Segundo a doutrina de Aristóteles, a matéria primeira não pode ser conhecida senão indiretamente por analogia, a forma substancial só pode ser conhecida pela atividade da inteligência, e o que vemos ou captamos dos diversos entes pelos cinco sentidos, ou, por extensão, por instrumentos de laboratório, são apenas as formas acidentais dos entes.

A matéria é, em si mesma considerada, puro ente em potência.

A forma é aquilo que faz o ente em potência tornar-se ente em ato.

O terceiro princípio necessário para explicar as mutações encontradas na natureza, que é a privação, não entra na essência da coisa feita, sendo um princípio dos entes apenas por acidente.


LIVRO SEGUNDO DA FÍSICA

1. A natureza é um princípio de movimento.

Segundo o Filósofo, as coisas são ditas serem pela natureza quando parecem ter em si mesmas um princípio de movimento.

Temos desta sentença um exemplo se considerarmos o caso de uma mesa.

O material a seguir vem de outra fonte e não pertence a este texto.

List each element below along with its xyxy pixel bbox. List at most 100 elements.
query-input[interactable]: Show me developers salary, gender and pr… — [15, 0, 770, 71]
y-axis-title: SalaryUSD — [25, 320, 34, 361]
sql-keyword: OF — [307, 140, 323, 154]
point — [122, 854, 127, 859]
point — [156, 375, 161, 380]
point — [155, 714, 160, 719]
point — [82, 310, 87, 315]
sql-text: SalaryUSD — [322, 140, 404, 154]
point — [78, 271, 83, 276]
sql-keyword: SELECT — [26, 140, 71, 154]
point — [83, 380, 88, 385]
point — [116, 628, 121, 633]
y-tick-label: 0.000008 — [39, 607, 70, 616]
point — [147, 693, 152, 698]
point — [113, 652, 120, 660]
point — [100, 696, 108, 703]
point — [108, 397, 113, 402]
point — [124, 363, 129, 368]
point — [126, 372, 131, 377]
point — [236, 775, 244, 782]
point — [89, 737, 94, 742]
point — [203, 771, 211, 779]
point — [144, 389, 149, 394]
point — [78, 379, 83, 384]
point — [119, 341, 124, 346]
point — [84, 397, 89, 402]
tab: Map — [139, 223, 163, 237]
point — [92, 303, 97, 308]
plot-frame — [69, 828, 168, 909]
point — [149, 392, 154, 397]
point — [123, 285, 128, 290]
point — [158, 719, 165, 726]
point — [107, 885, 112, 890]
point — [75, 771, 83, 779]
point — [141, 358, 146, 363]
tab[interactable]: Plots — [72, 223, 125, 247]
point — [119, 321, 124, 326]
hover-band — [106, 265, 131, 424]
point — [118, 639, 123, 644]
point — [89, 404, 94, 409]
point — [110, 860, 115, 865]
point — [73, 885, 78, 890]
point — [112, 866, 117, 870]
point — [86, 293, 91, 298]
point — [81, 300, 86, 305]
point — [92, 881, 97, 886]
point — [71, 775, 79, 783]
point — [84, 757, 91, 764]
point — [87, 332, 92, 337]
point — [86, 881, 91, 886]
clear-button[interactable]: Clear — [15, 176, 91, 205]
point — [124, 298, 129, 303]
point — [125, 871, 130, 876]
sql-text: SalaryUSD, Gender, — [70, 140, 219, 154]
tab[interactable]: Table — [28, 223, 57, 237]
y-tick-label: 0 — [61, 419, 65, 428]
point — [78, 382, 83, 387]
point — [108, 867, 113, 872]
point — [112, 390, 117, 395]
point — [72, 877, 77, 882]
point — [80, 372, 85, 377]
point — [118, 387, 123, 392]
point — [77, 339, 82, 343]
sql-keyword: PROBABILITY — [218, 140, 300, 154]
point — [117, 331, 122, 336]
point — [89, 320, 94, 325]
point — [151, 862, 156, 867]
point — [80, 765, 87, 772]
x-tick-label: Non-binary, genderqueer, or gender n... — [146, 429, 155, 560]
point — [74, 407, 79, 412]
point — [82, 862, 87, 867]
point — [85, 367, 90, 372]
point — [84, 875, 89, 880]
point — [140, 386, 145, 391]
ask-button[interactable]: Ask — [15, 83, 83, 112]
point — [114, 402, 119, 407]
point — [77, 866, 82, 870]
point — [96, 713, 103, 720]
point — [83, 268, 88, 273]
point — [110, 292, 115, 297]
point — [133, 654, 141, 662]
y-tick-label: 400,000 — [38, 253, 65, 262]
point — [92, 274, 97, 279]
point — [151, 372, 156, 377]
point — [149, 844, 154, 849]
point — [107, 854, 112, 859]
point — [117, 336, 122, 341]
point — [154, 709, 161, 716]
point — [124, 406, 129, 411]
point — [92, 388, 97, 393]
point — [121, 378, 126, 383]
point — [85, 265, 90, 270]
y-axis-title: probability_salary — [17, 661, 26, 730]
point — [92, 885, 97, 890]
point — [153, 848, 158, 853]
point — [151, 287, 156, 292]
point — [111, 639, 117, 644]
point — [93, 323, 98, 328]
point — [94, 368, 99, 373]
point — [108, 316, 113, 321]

Na medida em que uma mesa é um produto da arte humana, ela é imóvel. A mesa se corrompe com o tempo não por ser mesa, mas por ser feita de madeira ou de ferro, apodrecendo ou enferrujando na medida em que pertence às coisas da natureza e que possuir, pela natureza, um princípio intrínseco de mutação.

2. A natureza não é um princípio exterior de movimento.

O princípio de movimento que afirmamos ser a natureza não é um agente exterior, se bem que sempre seja necessário haver um agente exterior para haver movimento.

Assim, para a água aquecer-se, é necessário haver um agente exterior que a aqueça. Este agente exterior é, inegavelmente, um princípio de movimento, mas a natureza não é este agente exterior. A natureza é um princípio interno, não externo de movimento. O aquecimento da água é um movimento natural, mas o princípio de movimento que afirmamos ser a natureza é uma potência natural que ordena o ente que a possui à forma que será o término do movimento e que faz com que o movimento possa ser dito natural.

3. Todo movimento necessita de um agente exterior, e os movimentos observados nos corpos leves e pesados não são uma exceção a esta regra.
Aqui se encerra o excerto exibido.